5. Regulating the Relationship between Labor Supply and Urbanization in Natural Growth

The urbanization process of natural growth is the urbanization process promoted by the self-growth of the original population of the city. The supply of the original population of the city is the main aspect of the contradiction. The employment problem of labor force caused by this urbanization process is generally influenced by two institutional factors acting in different directions: first, under the national policy of family planning, the growth rate of urban population (non-agricultural population) and thus the number of labor force is not very fast, which leads to the natural growth of labor force is not very fast; In addition, the planned employment under the traditional system gives employees the power of “regular workers” to form the difficulty of efficient employment adjustment, so that the natural growth stock of the number of employed people remains unchanged.

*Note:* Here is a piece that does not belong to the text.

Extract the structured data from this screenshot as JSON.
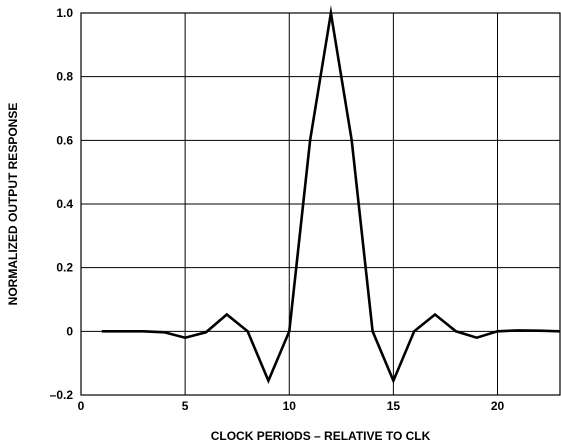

The combined effect of two institutional factors results in that the total number of urban natural employees does not increase very quickly.

6. Concluding Remarks

The operation of the urbanization economy is different from the general economic operation, it is “city” operation and “city” operation intertwined with the composite economic operation, this composite, its important features are the city of public and private products at the same time the balance of the process of urbanization in the region of the cross-composite economic operation of the “city cluster”, and the dynamic composite operation process of the advanced urban industry. This composite, its important features are the simultaneous equilibrium process of urban public and private products, the cross-composite economic operation of “city cluster” in the urbanized area, and the dynamic composite operation process of the advanced urban industry. This paper explores the inner law of urbanization economic operation and regulates the non-equilibrium state of declining cities by studying the inner law. It is hoped that the results of the study will provide theoretical help for analyzing the operation objectives of the urbanization economy, exploring efficient and stable urbanization paths and regulating mechanisms, and optimizing the urbanization process.

Conflicts of Interest

The authors declare no conflicts of interest regarding the publication of this paper.